El municipio de Alconchel, ubicado en plena Raya pacense, se ubica al Sur de la capital provincial, alcanzando la localidad tras dejar atrás Olivenza, siguiendo el trazado de la carretera autonómica EX-107. Cercano a la frontera con Portugal, una vía también regional nos conduce, tras atravesar el casco urbano alconchelero, hasta el pueblo de Cheles. Esta carretera, denominada como EX-314, será la que deberemos tomar para, pocos kilómetros después de adentrarnos en la misma, alcanzar el camino natural que conduce a Villanueva del Fresno y, por ende, al propio Convento de la Luz, enclavado junto al mismo. Un cartel, plantado en el margen septentrional de la carretera y opuesto al camino, nos señala el principio del mismo.


Más de ocho kilómetros de distancia separan este punto del Convento de la Luz, unidos a través de mencionada senda pública, que habrá que seguir en un primer momento de manera recta. La misma cartelería que encontramos junto a la carretera será la que nos acompañe a lo largo de la ruta, y la que tendremos que tener presente cuando, en una bifurcación, debamos tomar el ramal izquierdo que, hacia el sur, nos acerca al antiguo cenobio a través del "Camino de los Jarales".



Alcanzadas las puertas de la finca Los Jarales, en cuyo interior se ubica el Convento de la Luz, podremos continuar nuestra ruta gracias a la servidumbre que pesa sobre el camino y que, una vez llegados a la orilla del arroyo Friegamuñoz, nos acercará finalmente al antiguo monasterio, en un paraje de gran belleza donde la historia y el arte se conjugan en perfecta armonía con la naturaleza.

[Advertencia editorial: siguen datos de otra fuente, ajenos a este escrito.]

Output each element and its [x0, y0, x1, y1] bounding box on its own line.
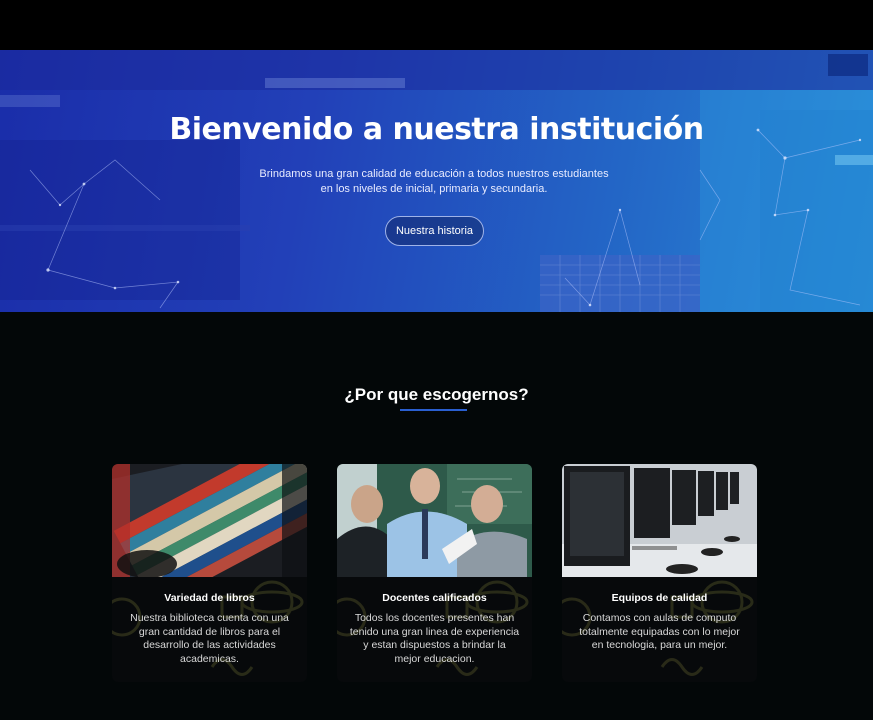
- our-history-button[interactable]: Nuestra historia: [385, 216, 484, 246]
- computers-photo: [562, 464, 757, 577]
- card-description: Contamos con aulas de computo totalmente…: [579, 612, 740, 651]
- hero-subtitle: Brindamos una gran calidad de educación …: [236, 167, 632, 197]
- hero-subtitle-line-2: en los niveles de inicial, primaria y se…: [320, 183, 548, 195]
- hero-title: Bienvenido a nuestra institución: [169, 112, 704, 147]
- hero-banner: Bienvenido a nuestra institución Brindam…: [0, 50, 873, 312]
- hero-subtitle-line-1: Brindamos una gran calidad de educación …: [259, 168, 609, 180]
- teachers-photo: [337, 464, 532, 577]
- top-bar: [0, 0, 873, 50]
- features-section-title: ¿Por que escogernos?: [344, 385, 529, 404]
- card-description: Todos los docentes presentes han tenido …: [349, 612, 520, 665]
- page: Bienvenido a nuestra institución Brindam…: [0, 0, 873, 720]
- section-title-underline: [400, 409, 467, 411]
- feature-card-teachers: Docentes calificados Todos los docentes …: [337, 464, 532, 682]
- card-description: Nuestra biblioteca cuenta con una gran c…: [130, 612, 289, 665]
- card-title: Docentes calificados: [382, 592, 487, 604]
- card-title: Variedad de libros: [164, 592, 255, 604]
- card-title: Equipos de calidad: [611, 592, 708, 604]
- books-photo: [112, 464, 307, 577]
- feature-card-books: Variedad de libros Nuestra biblioteca cu…: [112, 464, 307, 682]
- feature-card-computers: Equipos de calidad Contamos con aulas de…: [562, 464, 757, 682]
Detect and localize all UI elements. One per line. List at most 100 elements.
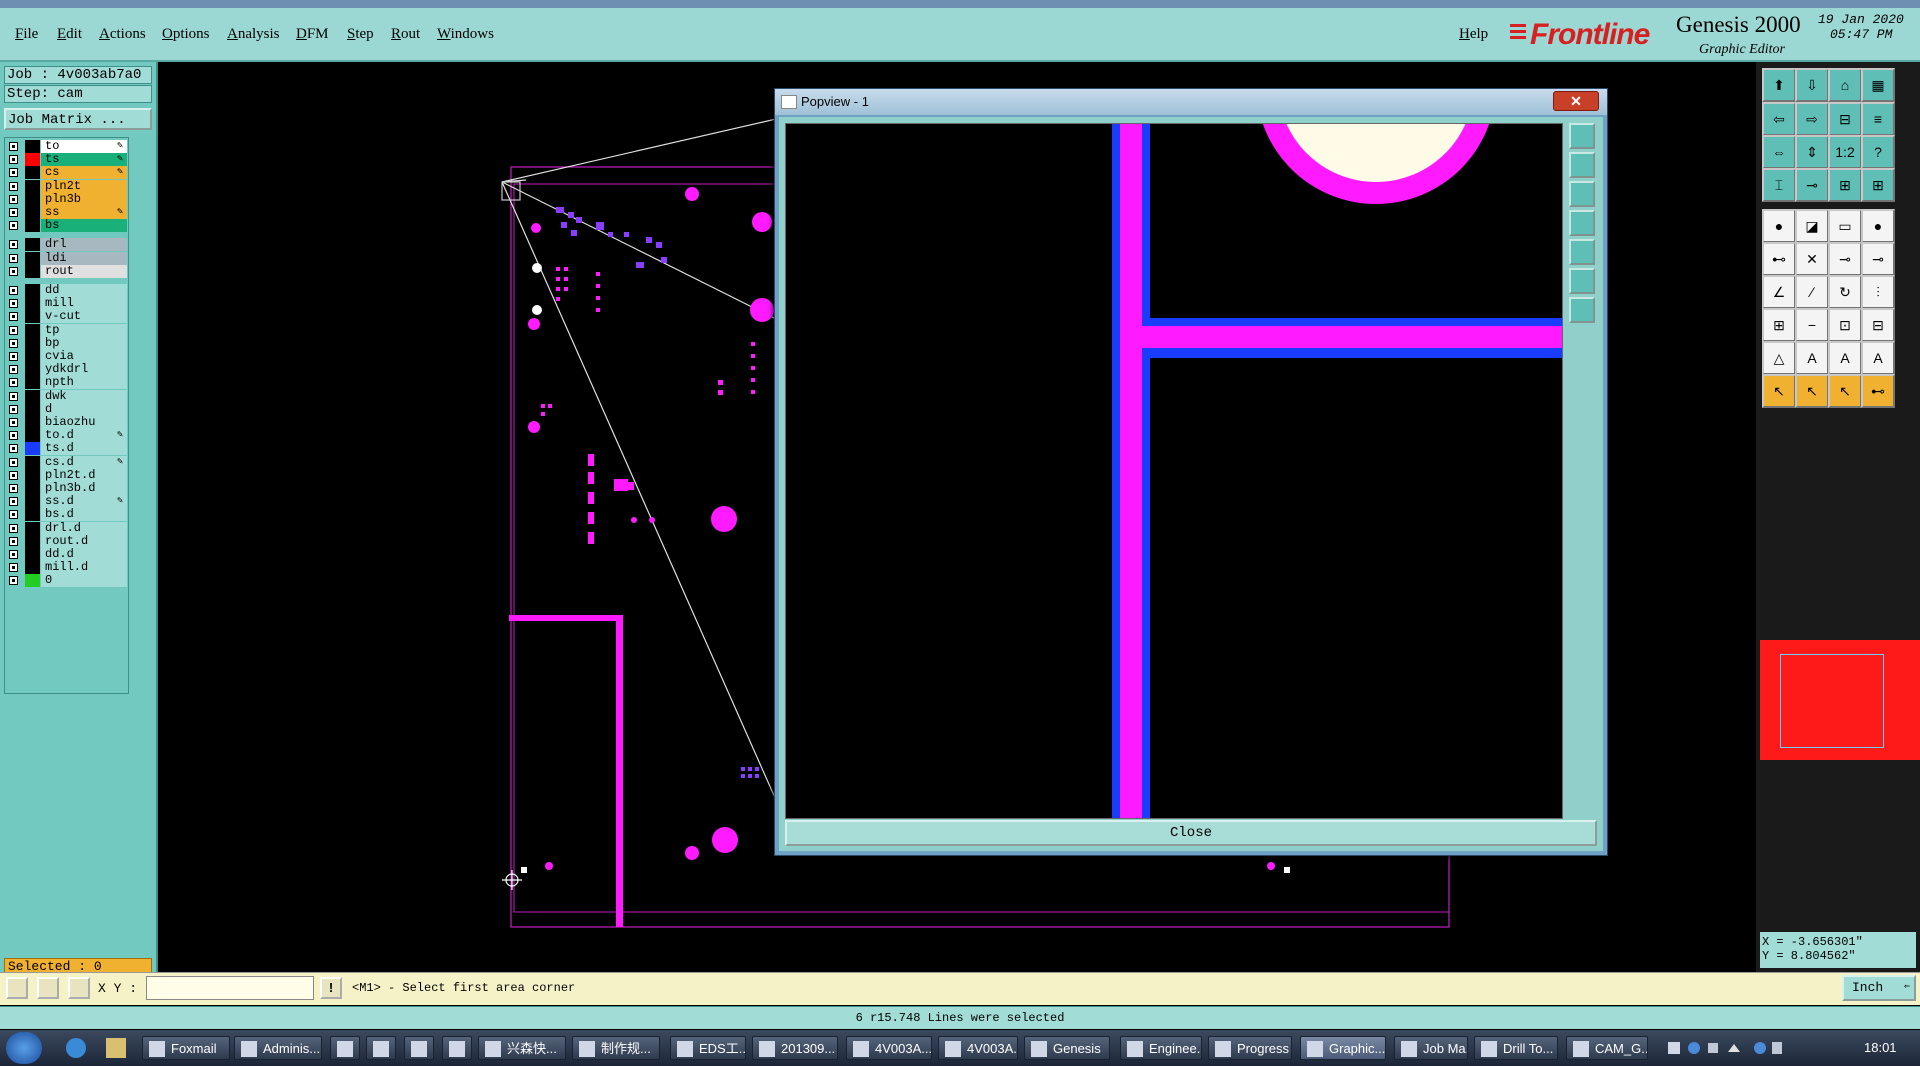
taskbar-item[interactable]: EDS工... — [670, 1036, 746, 1060]
layer-checkbox[interactable] — [9, 418, 18, 427]
mirror-icon[interactable]: ⫶ — [1861, 275, 1895, 309]
layer-checkbox[interactable] — [9, 194, 18, 204]
layer-color-swatch[interactable] — [25, 521, 40, 535]
layer-checkbox[interactable] — [9, 484, 18, 493]
ie-icon[interactable] — [66, 1038, 86, 1058]
layer-row[interactable]: ss ✎ — [5, 206, 127, 220]
layer-checkbox[interactable] — [9, 325, 18, 335]
layer-color-swatch[interactable] — [25, 561, 40, 575]
layer-color-swatch[interactable] — [25, 402, 40, 416]
layer-name[interactable]: dd.d — [41, 548, 127, 561]
layer-color-swatch[interactable] — [25, 284, 40, 297]
layer-checkbox[interactable] — [9, 536, 18, 546]
layer-checkbox[interactable] — [9, 365, 18, 375]
layer-color-swatch[interactable] — [25, 455, 40, 469]
arc-b-icon[interactable]: A — [1861, 341, 1895, 375]
layer-checkbox[interactable] — [9, 576, 18, 586]
angle-icon[interactable]: ∠ — [1762, 275, 1796, 309]
layer-color-swatch[interactable] — [25, 192, 40, 206]
layer-checkbox[interactable] — [9, 391, 18, 401]
triangle-outline-icon[interactable]: △ — [1762, 341, 1796, 375]
zoom-home-icon[interactable]: ⇩ — [1795, 68, 1829, 102]
layer-color-swatch[interactable] — [25, 179, 40, 193]
layer-name[interactable]: rout — [41, 264, 127, 278]
layer-color-swatch[interactable] — [25, 140, 40, 153]
layer-name[interactable]: npth — [41, 376, 127, 390]
popview-titlebar[interactable]: Popview - 1 ✕ — [775, 89, 1607, 115]
pv-fit-icon[interactable] — [1569, 123, 1595, 149]
layer-name[interactable]: to ✎ — [41, 140, 127, 153]
home-icon[interactable]: ⬆ — [1762, 68, 1796, 102]
layer-color-swatch[interactable] — [25, 508, 40, 522]
layer-name[interactable]: mill — [41, 297, 127, 311]
popview-canvas[interactable] — [785, 123, 1563, 819]
layer-name[interactable]: cs.d ✎ — [41, 455, 127, 469]
route-select-icon[interactable]: ⊷ — [1861, 374, 1895, 408]
layer-name[interactable]: tp — [41, 323, 127, 337]
layer-name[interactable]: cvia — [41, 350, 127, 363]
layer-checkbox[interactable] — [9, 457, 18, 467]
taskbar-item[interactable] — [404, 1036, 434, 1060]
taskbar-item[interactable]: Enginee... — [1120, 1036, 1202, 1060]
pv-zoom-in-icon[interactable] — [1569, 152, 1595, 178]
layer-checkbox[interactable] — [9, 497, 18, 507]
taskbar-item[interactable]: Progress — [1208, 1036, 1292, 1060]
pv-home-icon[interactable] — [1569, 239, 1595, 265]
overview-viewport[interactable] — [1780, 654, 1884, 748]
layer-checkbox[interactable] — [9, 266, 18, 276]
ratio-icon[interactable]: 1:2 — [1828, 135, 1862, 169]
explorer-icon[interactable] — [106, 1038, 126, 1058]
menu-file[interactable]: File — [15, 26, 38, 43]
layer-checkbox[interactable] — [9, 299, 18, 309]
info-icon[interactable]: ! — [320, 977, 342, 999]
layer-checkbox[interactable] — [9, 378, 18, 388]
layer-row[interactable]: mill.d — [5, 561, 127, 575]
taskbar-item[interactable]: 4V003A... — [938, 1036, 1018, 1060]
measure-tool-icon[interactable]: ⌶ — [1762, 168, 1796, 202]
layer-checkbox[interactable] — [9, 208, 18, 217]
snap-icon[interactable] — [37, 977, 59, 999]
arc-a-icon[interactable]: A — [1828, 341, 1862, 375]
net-tool-icon[interactable]: ⊞ — [1861, 168, 1895, 202]
grid-icon[interactable] — [68, 977, 90, 999]
layer-row[interactable]: 0 — [5, 574, 127, 588]
layer-color-swatch[interactable] — [25, 468, 40, 482]
cursor-select-3-icon[interactable]: ↖ — [1828, 374, 1862, 408]
layer-row[interactable]: tp — [5, 323, 127, 338]
layer-name[interactable]: ldi — [41, 251, 127, 265]
layer-checkbox[interactable] — [9, 240, 18, 250]
zoom-box-icon[interactable]: ⊟ — [1828, 102, 1862, 136]
layer-color-swatch[interactable] — [25, 376, 40, 390]
taskbar-item[interactable]: Job Ma... — [1394, 1036, 1468, 1060]
layer-name[interactable]: ss ✎ — [41, 206, 127, 219]
taskbar-item[interactable]: 201309... — [752, 1036, 838, 1060]
layer-name[interactable]: pln2t — [41, 179, 127, 193]
redraw-icon[interactable]: ≡ — [1861, 102, 1895, 136]
layer-color-swatch[interactable] — [25, 238, 40, 252]
layer-checkbox[interactable] — [9, 550, 18, 559]
layer-row[interactable]: v-cut — [5, 310, 127, 324]
menu-step[interactable]: Step — [347, 26, 374, 43]
layer-name[interactable]: dwk — [41, 389, 127, 403]
pv-zoom-out-icon[interactable] — [1569, 181, 1595, 207]
taskbar-item[interactable]: 4V003A... — [846, 1036, 932, 1060]
layer-checkbox[interactable] — [9, 253, 18, 263]
menu-rout[interactable]: Rout — [391, 26, 420, 43]
layer-color-swatch[interactable] — [25, 166, 40, 180]
taskbar-item[interactable]: CAM_G... — [1566, 1036, 1648, 1060]
zoom-in-icon[interactable]: ⇔ — [1762, 135, 1796, 169]
layer-name[interactable]: v-cut — [41, 310, 127, 324]
menu-analysis[interactable]: Analysis — [227, 26, 280, 43]
zoom-out-icon[interactable]: ⇕ — [1795, 135, 1829, 169]
layer-color-swatch[interactable] — [25, 442, 40, 456]
layer-name[interactable]: to.d ✎ — [41, 429, 127, 443]
select-shape-icon[interactable]: ⊞ — [1762, 308, 1796, 342]
layer-checkbox[interactable] — [9, 470, 18, 480]
units-selector[interactable]: Inch ⇐ — [1842, 975, 1916, 1001]
pv-expand-icon[interactable] — [1569, 268, 1595, 294]
taskbar-item[interactable] — [330, 1036, 360, 1060]
layer-checkbox[interactable] — [9, 155, 18, 165]
dimension-icon[interactable]: ⊡ — [1828, 308, 1862, 342]
layer-row[interactable]: pln3b — [5, 192, 127, 207]
xy-input[interactable] — [146, 976, 314, 1000]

El Convento de la Luz, ubicado mayoritariamente en el interior de una finca de titularidad particular, mantiene divididos sus inmuebles entre terreno público y privado, al erguirse templo y cenobio en la Dehesa de los Jarales, mientras que el puente y acueducto que complementan el complejo se elevan sobre la vega del arroyo Friegamuñoz, de titularidad pública. En caso de desear visitar el monumento, lanzamos desde este blog una serie de recomendaciones a tener en todo momento en cuenta:

1) Respetar en todo momento las propiedades de la finca, como vallados o cercas, intentando no salirse de los caminos marcados.
2) Respetar la vegetación y cultivos de la misma, sin realizar ningún tipo de fuego ni arrojar basura alguna.
3) Respetar al ganado que habitualmente hay pastando en la zona, y en caso de encontrarse con animales que lo protejan, no enfrentarse a los mismos.
4) Si observamos que se están practicando actividades cinegéticas (caza), abstenernos de entrar.
5) Si nos cruzamos con personal de la finca o nos encontramos con los propietarios de la misma, saludarles atentamente e indicarles nuestra intención de visitar el monumento, pidiendo permiso para ello. En caso de que no nos lo concediesen, aceptar la negativa y regresar.